MyMusic72> select idAlbum, group_concat(idAlbum) from album group by strAlbum, strArtistDisp having count(*);
Using mycli (a great command-line client for MySQL, with syntax hightlighting and autocompletion), the result of the query can be output as a CSV file, by running those commands before the query.
\T csv \o dupes.csv
The data is just what we need:
$ head dupes.csv 2209,"2209,8126" 8031,"8031,4494" 8055,"8055,8056,2219" 6003,"6003,6004" 6005,"6005,6006" 7739,"7739,2228" 7844,"7844,2230" 2232,"2232,7663" 7841,"7841,2233" 7842,"7842,2234"
In hindsight, the first column is not needed as the data is also at the beginning of the second one, but it doesn’t matter much. With a couple of regexps, we make a series of SQL queries out of it, putting all the songs into the first album.

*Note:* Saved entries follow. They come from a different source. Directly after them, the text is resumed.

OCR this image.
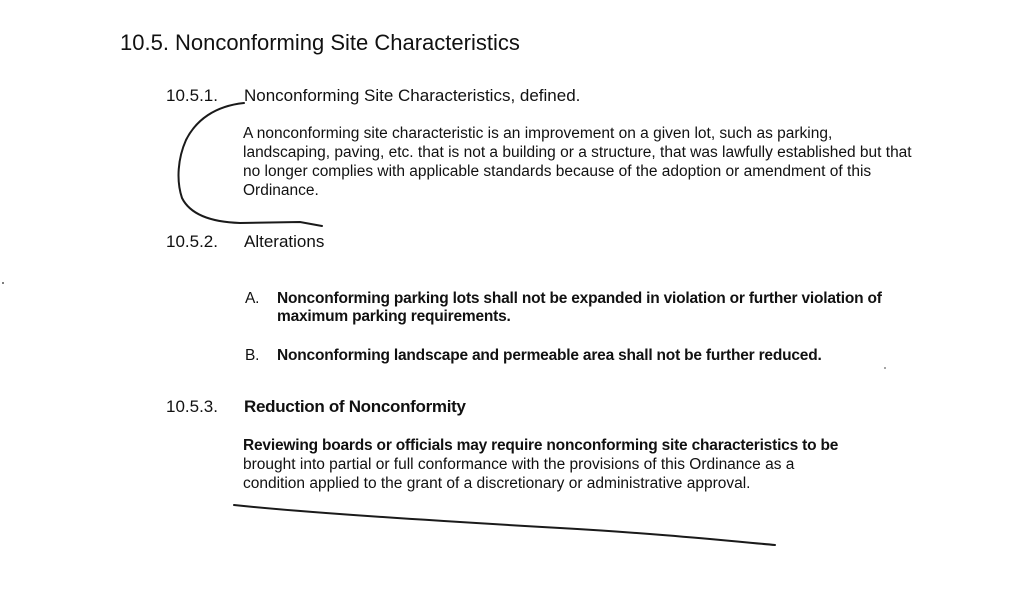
10.5. Nonconforming Site Characteristics
10.5.1. Nonconforming Site Characteristics, defined.

A nonconforming site characteristic is an improvement on a given lot, such as parking, landscaping, paving, etc. that is not a building or a structure, that was lawfully established but that no longer complies with applicable standards because of the adoption or amendment of this Ordinance.

10.5.2. Alterations
A. Nonconforming parking lots shall not be expanded in violation or further violation of maximum parking requirements.
B. Nonconforming landscape and permeable area shall not be further reduced.
10.5.3. Reduction of Nonconformity

Reviewing boards or officials may require nonconforming site characteristics to be brought into partial or full conformance with the provisions of this Ordinance as a condition applied to the grant of a discretionary or administrative approval.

$ sed 's/\([^,]\+\),"\([^"]\+\)"/update ignore song set idAlbum=\1 where idAlbum in (\2);/' dupes.csv > dedup.sql $ head dedup.sql update ignore song set idAlbum=2209 where idAlbum in (2209,8126); update ignore song set idAlbum=8031 where idAlbum in (8031,4494); update ignore song set idAlbum=8055 where idAlbum in (8055,8056,2219); update ignore song set idAlbum=6003 where idAlbum in (6003,6004); update ignore song set idAlbum=6005 where idAlbum in (6005,6006); update ignore song set idAlbum=7739 where idAlbum in (7739,2228); update ignore song set idAlbum=7844 where idAlbum in (7844,2230); update ignore song set idAlbum=2232 where idAlbum in (2232,7663); update ignore song set idAlbum=7841 where idAlbum in (7841,2233); update ignore song set idAlbum=7842 where idAlbum in (7842,2234);
I found the
ignore to be necessary as, in some cases, there were a few song duplicates that were violating some
unique constraints. We just need to source that file, and run the queries through the DB. I made backups first, this time.
MyMusic72> create table song_bak like song; MyMusic72> insert into song_bak select * from song; MyMusic72> create table album_bak like album; MyMusic72> insert into album_bak select * from album; MyMusic72> \. dedup.sql
Now that (most of, due to the
ignore) the duplicate albums no longer have songs associated to them, we can clear them. We create the list of deletion queries with another
$ sed 's/.*,"[^,]\+,\([^"]\+\)"/delete from album where idAlbum in (\1);/' dupes.csv > delalbums.sql $ head delalbums.sql delete from album where idAlbum in (8126); delete from album where idAlbum in (4494); delete from album where idAlbum in (8056,2219); delete from album where idAlbum in (6004); delete from album where idAlbum in (6006); delete from album where idAlbum in (2228); delete from album where idAlbum in (2230); delete from album where idAlbum in (7663); delete from album where idAlbum in (2233); delete from album where idAlbum in (2234);
And we run them
MyMusic72> \. delalbums.sql
And I now have far fewer duplicates (and hopefully none)!